Coaching and Mentoring
There are a number of models and frameworks that can be used to assist in conducting a coaching session. These range from simple to very complex and tend to be general in nature and non-specific in application. As a result, a more practical model is often needed, especially when it comes to new skills or behavior development, and a storyboard-based approach often works well.
The consulting organization WCOD and its publishing arm Team Publications developed the single page storyboard, called the One Page Coach® in Australiain 1993. As the name suggests, the storyboard was developed to present a subject in basic terms all on one side of a normal piece of paper. In addition, the goal was to build a highly logical system that could provide a simple overview of a topic, by dividing the subject into 11 or 12 frames within which to tell the “story” and using bullet points and images. The storyboard consequently offers a sequential pathway that can help individuals to quickly understand the subject in question. An example of such a storyboard is shown below.
All of these storyboards provide a subject overview using a very logical, step-by-step layout. Today, there are many One Page Coach® storyboards and these have been used as simple training and coaching templates in hundreds of companies, small and large, all over the world.
Using the Storyboard as Coaching Support Tool
Because a storyboard is a simple, highly digestible and easy-to-follow learning methodology that can benefit many employees from individual contributors to senior managers, it is an ideal tool to share when coaching. The storyboard gives both the coach and coachee a reference point and guide for the conversation, as well as plenty of headings and other prompts for specific discussions to be held in a logical and progressive format.
As the example shown above indicates, each storyboard is divided into four stages or phases, shown on the left and in the four circles at the top right, thus providing the topic in question with a simple, phased structure and support for on-going or continuous development (based on the Deming continuous improvement model).
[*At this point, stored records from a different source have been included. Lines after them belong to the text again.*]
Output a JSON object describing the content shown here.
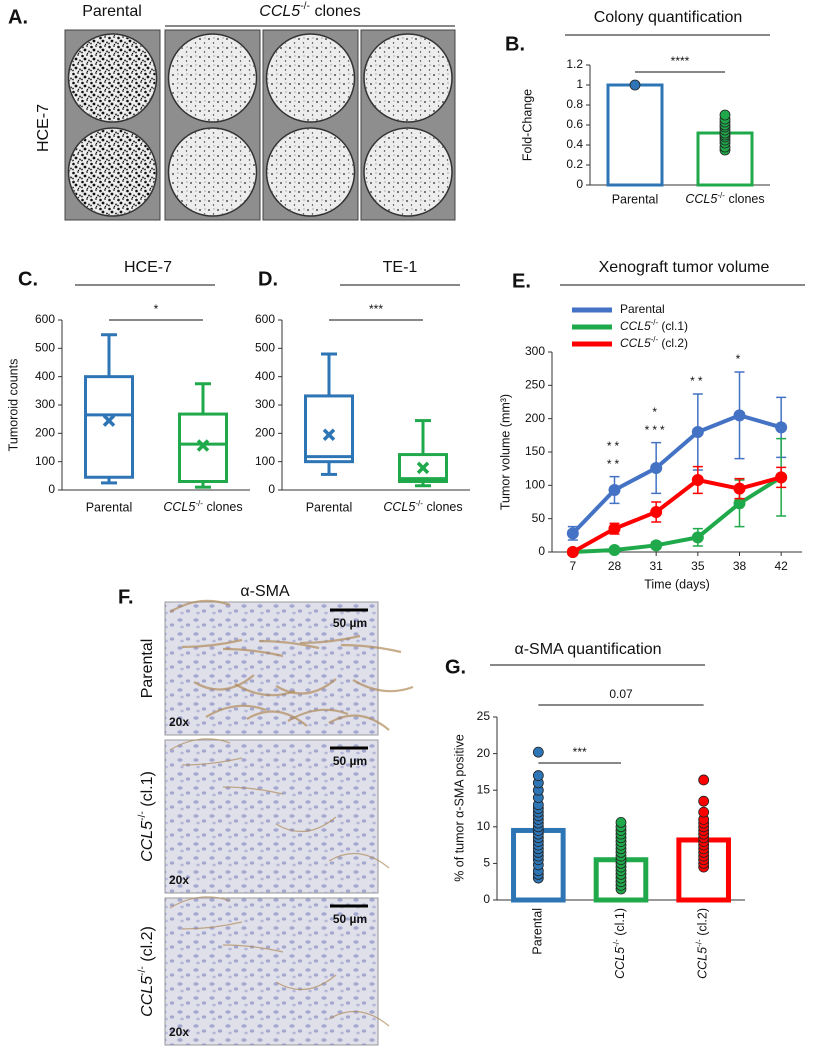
{
  "panel_a": {
    "label": "A.",
    "col_header_1": "Parental",
    "col_header_2": "CCL5-/- clones",
    "row_label": "HCE-7"
  },
  "panel_f": {
    "label": "F.",
    "title": "α-SMA",
    "rows": [
      "Parental",
      "CCL5-/- (cl.1)",
      "CCL5-/- (cl.2)"
    ],
    "scale_bar": "50 µm",
    "magnification": "20x"
  },
  "chart_data": [
    {
      "type": "bar",
      "panel_label": "B.",
      "title": "Colony quantification",
      "y_label": "Fold-Change",
      "categories": [
        "Parental",
        "CCL5-/- clones"
      ],
      "values": [
        1,
        0.52
      ],
      "colors": [
        "#2e75b6",
        "#1fa94b"
      ],
      "points": [
        [
          1
        ],
        [
          0.35,
          0.38,
          0.42,
          0.45,
          0.48,
          0.5,
          0.52,
          0.55,
          0.58,
          0.6,
          0.63,
          0.66,
          0.7
        ]
      ],
      "ylim": [
        0,
        1.2
      ],
      "yticks": [
        0,
        0.2,
        0.4,
        0.6,
        0.8,
        1,
        1.2
      ],
      "significance": [
        "****"
      ]
    },
    {
      "type": "box",
      "panel_label": "C.",
      "title": "HCE-7",
      "y_label": "Tumoroid counts",
      "categories": [
        "Parental",
        "CCL5-/- clones"
      ],
      "colors": [
        "#2e75b6",
        "#1fa94b"
      ],
      "boxes": [
        {
          "min": 25,
          "q1": 45,
          "median": 265,
          "q3": 400,
          "max": 548,
          "mean": 245
        },
        {
          "min": 10,
          "q1": 30,
          "median": 162,
          "q3": 268,
          "max": 375,
          "mean": 157
        }
      ],
      "ylim": [
        0,
        600
      ],
      "yticks": [
        0,
        100,
        200,
        300,
        400,
        500,
        600
      ],
      "significance": [
        "*"
      ]
    },
    {
      "type": "box",
      "panel_label": "D.",
      "title": "TE-1",
      "categories": [
        "Parental",
        "CCL5-/- clones"
      ],
      "colors": [
        "#2e75b6",
        "#1fa94b"
      ],
      "boxes": [
        {
          "min": 55,
          "q1": 100,
          "median": 118,
          "q3": 332,
          "max": 480,
          "mean": 195
        },
        {
          "min": 15,
          "q1": 30,
          "median": 40,
          "q3": 125,
          "max": 245,
          "mean": 78
        }
      ],
      "ylim": [
        0,
        600
      ],
      "yticks": [
        0,
        100,
        200,
        300,
        400,
        500,
        600
      ],
      "significance": [
        "***"
      ]
    },
    {
      "type": "line",
      "panel_label": "E.",
      "title": "Xenograft tumor volume",
      "y_label": "Tumor volume (mm³)",
      "x_label": "Time (days)",
      "categories": [
        "7",
        "28",
        "31",
        "35",
        "38",
        "42"
      ],
      "series": [
        {
          "name": "Parental",
          "color": "#4472c4",
          "values": [
            28,
            93,
            126,
            180,
            205,
            187
          ],
          "errors": [
            10,
            20,
            38,
            57,
            65,
            45
          ],
          "stars": [
            null,
            null,
            null,
            null,
            null,
            null
          ]
        },
        {
          "name": "CCL5-/- (cl.1)",
          "color": "#1fa94b",
          "values": [
            0,
            3,
            10,
            22,
            73,
            112
          ],
          "errors": [
            0,
            2,
            5,
            13,
            35,
            58
          ],
          "stars": [
            null,
            "**",
            "***",
            "**",
            "*",
            null
          ]
        },
        {
          "name": "CCL5-/- (cl.2)",
          "color": "#ff0000",
          "values": [
            0,
            35,
            60,
            108,
            95,
            112
          ],
          "errors": [
            0,
            8,
            15,
            20,
            15,
            15
          ],
          "stars": [
            null,
            "**",
            "*",
            null,
            null,
            null
          ]
        }
      ],
      "ylim": [
        0,
        300
      ],
      "yticks": [
        0,
        50,
        100,
        150,
        200,
        250,
        300
      ]
    },
    {
      "type": "bar",
      "panel_label": "G.",
      "title": "α-SMA quantification",
      "y_label": "% of tumor α-SMA positive",
      "categories": [
        "Parental",
        "CCL5-/- (cl.1)",
        "CCL5-/- (cl.2)"
      ],
      "values": [
        9.5,
        5.5,
        8.2
      ],
      "colors": [
        "#2e75b6",
        "#1fa94b",
        "#ff0000"
      ],
      "points": [
        [
          3,
          3.5,
          4,
          4.8,
          5.5,
          6,
          6.5,
          7,
          7.5,
          8,
          8.5,
          9,
          9.5,
          10,
          10.5,
          11,
          11.5,
          12,
          12.5,
          13,
          14,
          15,
          16,
          17,
          20.2
        ],
        [
          1.5,
          2,
          2.5,
          3,
          3.5,
          4,
          4.5,
          5,
          5.5,
          6,
          6.5,
          7,
          7.5,
          8,
          8.5,
          9,
          9.5,
          10,
          10.6
        ],
        [
          4.5,
          5,
          5.5,
          6,
          6.5,
          7,
          7.5,
          8,
          8.5,
          9,
          9.5,
          10,
          10.5,
          11,
          12,
          13.5,
          16.4
        ]
      ],
      "ylim": [
        0,
        25
      ],
      "yticks": [
        0,
        5,
        10,
        15,
        20,
        25
      ],
      "significance": [
        "***",
        "0.07"
      ]
    }
  ]
}
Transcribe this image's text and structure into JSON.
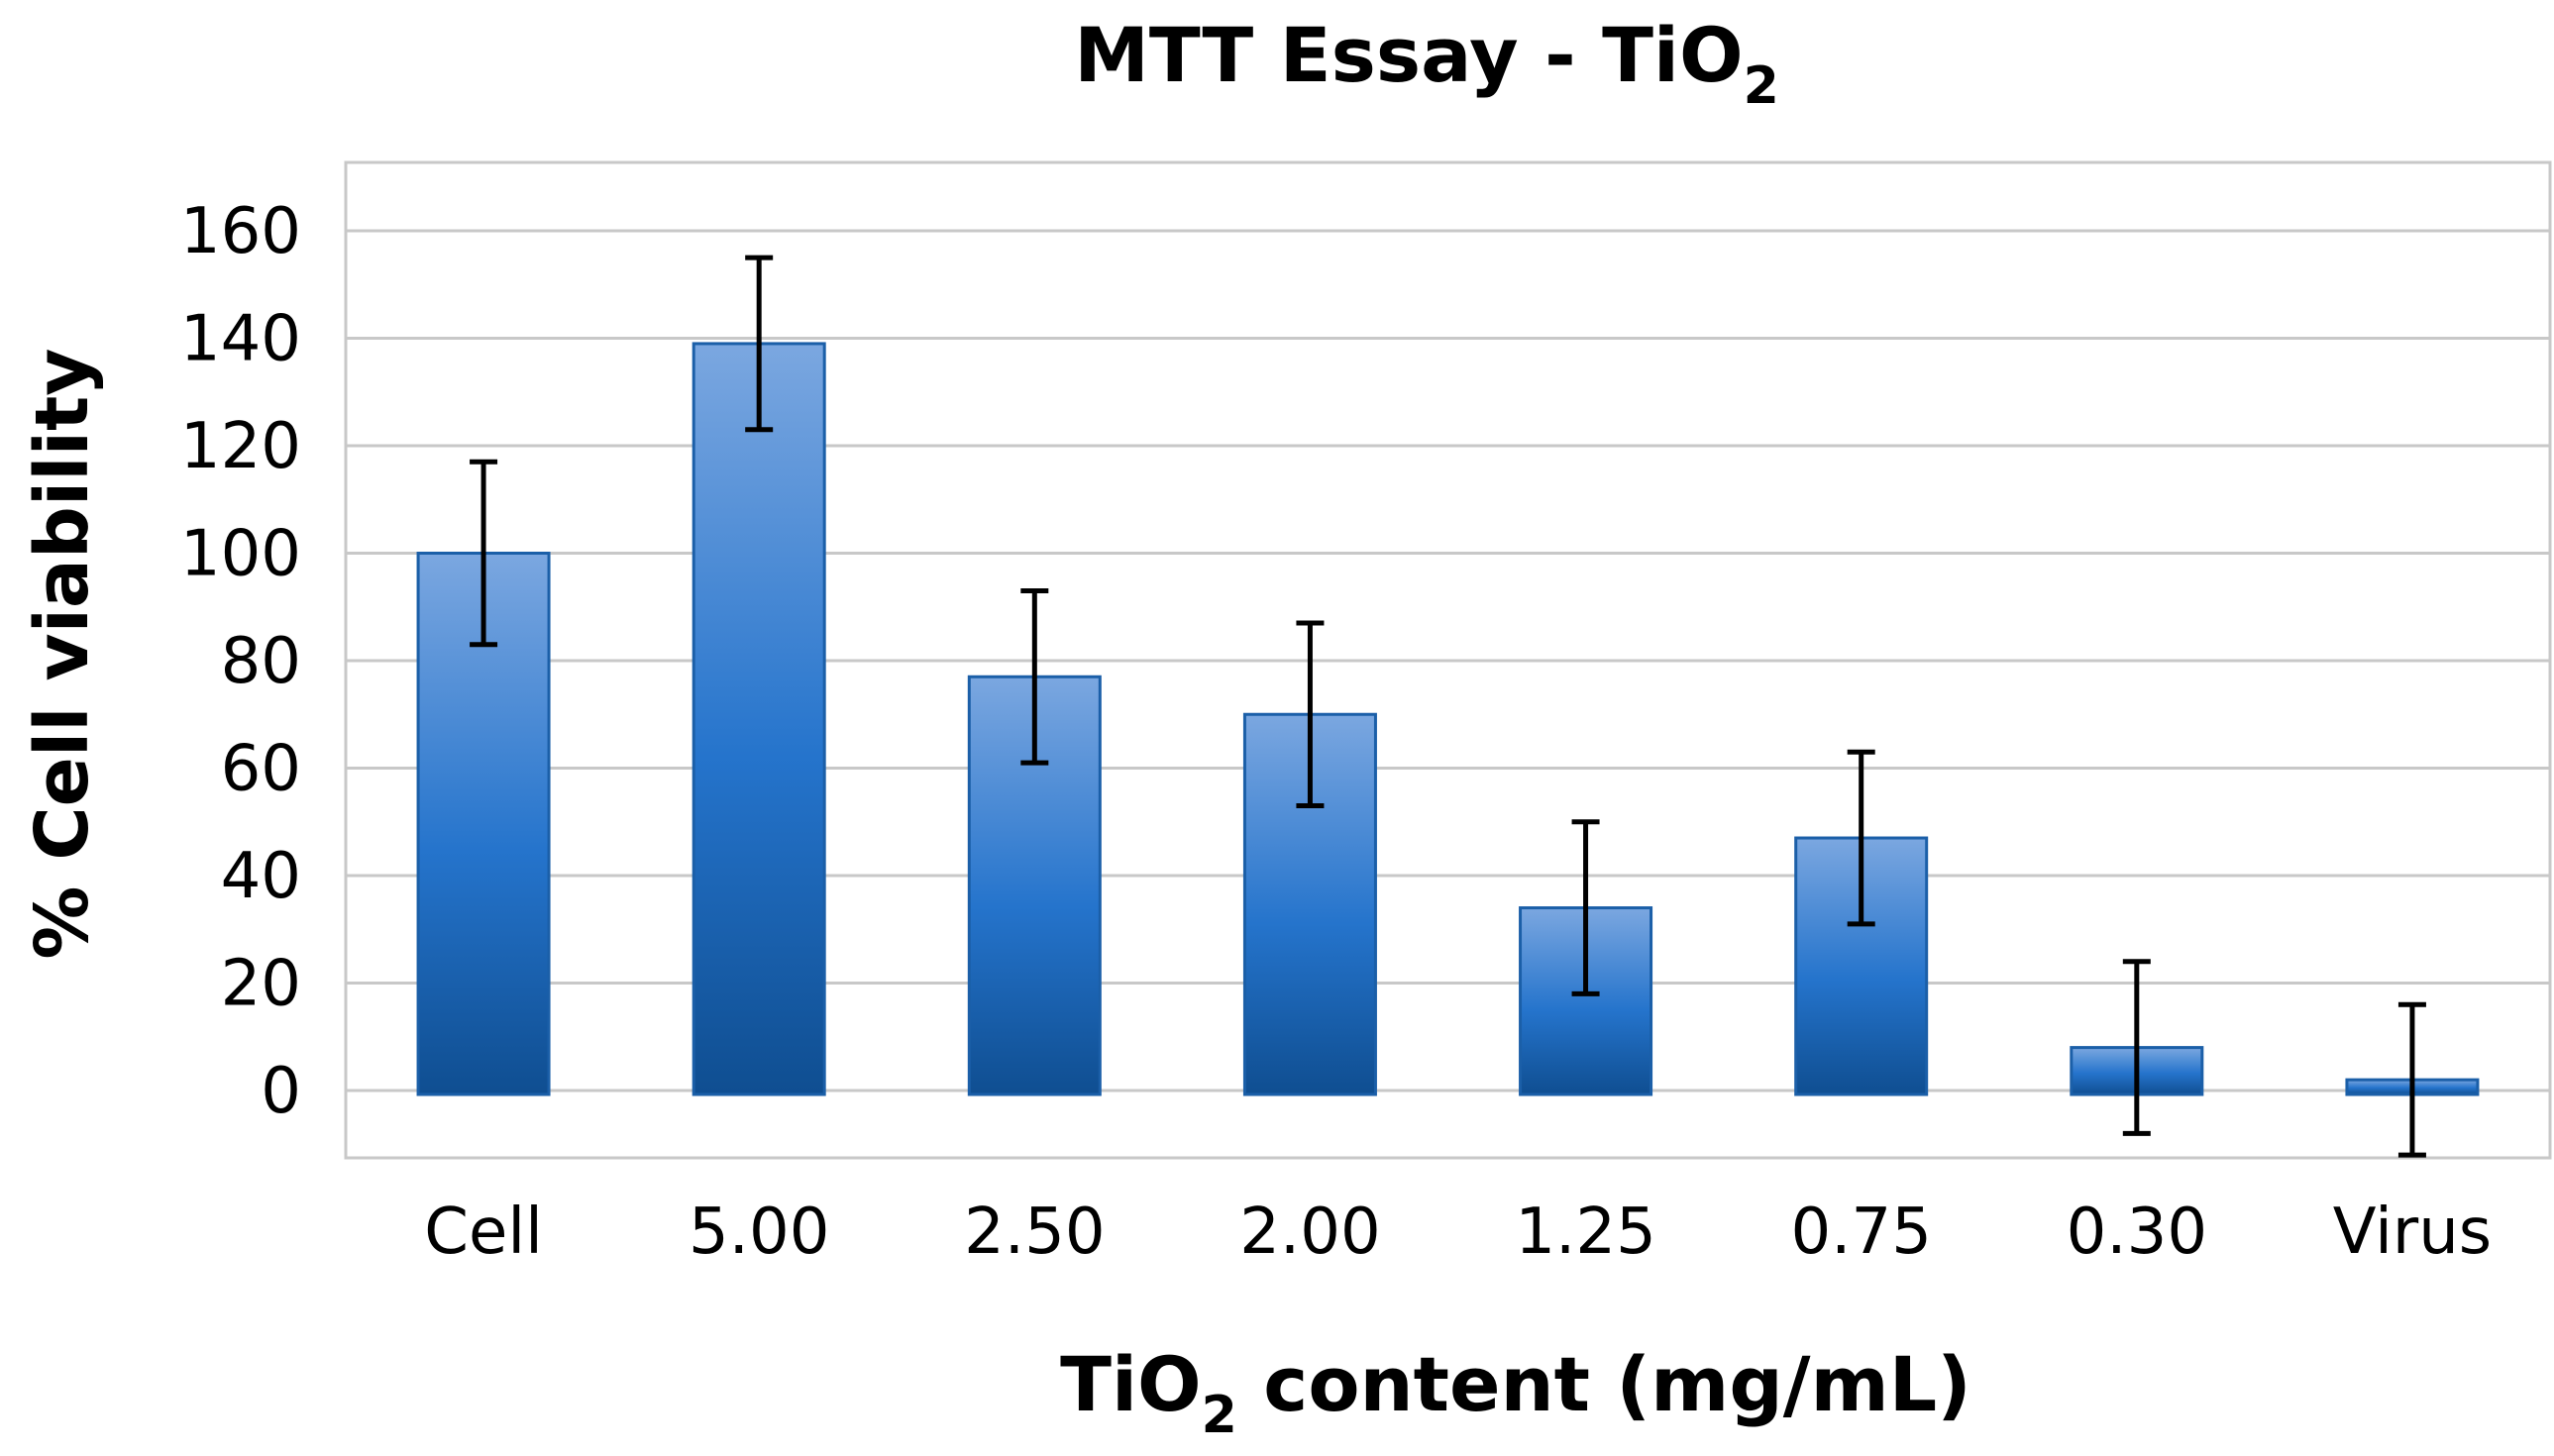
{
  "chart_data": {
    "type": "bar",
    "title": {
      "main": "MTT Essay - TiO",
      "subscript": "2"
    },
    "xlabel": {
      "prefix": "TiO",
      "subscript": "2",
      "suffix": " content (mg/mL)"
    },
    "ylabel": "% Cell viability",
    "categories": [
      "Cell",
      "5.00",
      "2.50",
      "2.00",
      "1.25",
      "0.75",
      "0.30",
      "Virus"
    ],
    "series": [
      {
        "values": [
          100,
          139,
          77,
          70,
          34,
          47,
          8,
          2
        ],
        "errors": [
          17,
          16,
          16,
          17,
          16,
          16,
          16,
          14
        ]
      }
    ],
    "ylim": [
      -13,
      175
    ],
    "yticks": [
      0,
      20,
      40,
      60,
      80,
      100,
      120,
      140,
      160
    ],
    "grid": true,
    "legend": "none",
    "colors": {
      "bar_top": "#7BA7E0",
      "bar_mid": "#2574CC",
      "bar_bottom": "#0F4E91",
      "bar_stroke": "#1B5FA8",
      "grid": "#C8C8C8",
      "frame": "#C8C8C8",
      "error_bar": "#000000"
    }
  }
}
In the FIRST stage or phase (top line), the coach and coachee typically discuss the various aspects of the present or foundational situation as it relates to the topic area in question. By discussing and even making notes, both parties can discover new insights and thereby establish a strong preparation base for future development work.
The SECOND stage typically helps the coach to assist the coachee to look beyond his or her current perspective in relation to the topic or perhaps think about a different approach. This stage also helps a coachee to be open to learn from others and think about possible changes in attitude or behavior.
The THIRD stage typically helps both coach and coachee to form possible development goals and sub-goals relating to the topic together, as well as create a list of actions and measures that enable him or her to achieve these.
The FOURTH stage typically seeks to establish that a clear plan for executing personal forward development exists and that follow-up mechanisms are in place to ensure that there is positive future progress. In this regard, each storyboard always ends with a review of the learning journey that has been travelled, and with a revisit to any previous frames that may need additional attention.
In overall terms, coaches can do one of two things with each storyboard:
1) Perhaps the most common application method is to help the coachee work through the different frames sequentially and explore his or her responses to relevant questions for as long as necessary. This process could involve deeper and deeper probes as required.
2) The other approach is more “mosaic” where the coach can use the storyboard to review which parts or frames in the whole storyboard may be in need of development or even be missing altogether and then focus on those first. This is particularly useful where time is limited and it may not be possible to spend substantial time on all of the frames.
Coaches can ask their own questions with each frame on the storyboard. However, they can also use the Coaching Guide that WCOD developed from practical experience with each storyboard. This lists a range of pre-prepared questions for each frame and provides brief support notes for the coach.
Working with an individual using a storyboard is seldom a prescriptive process or one that takes a fixed amount of time. As such, a coach may run through the whole storyboard in just 4 or 5 coaching sessions (an introduction and then each “line” of the storyboard per session perhaps). Equally, a coach may take up a whole session on one frame of the storyboard or even more if, as a coach, he or she feels that it is necessary and useful to the coachee, in which case 10 to 15 sessions may result. Whatever the overall time-frame, the coach needs to make a judgment according to individual needs and circumstances and dwell on a given frame for as little or as long as necessary.
A storyboard is a simple device that helps an individual to quickly appreciate the body of knowledge around a particular topic. However, a storyboard can be even more powerful when used as a coaching tool for both coach and coachee, where each frame of the storyboard is used as the basis of substantial discussion. A coach can ask a range of questions related to the frame and an individual can respond by thinking about his or her own personal situation and particular workplace challenges. By the end of the process, both parties are likely to feel that they have delved deeply into the subject area and found a range of helpful ways to apply the learning.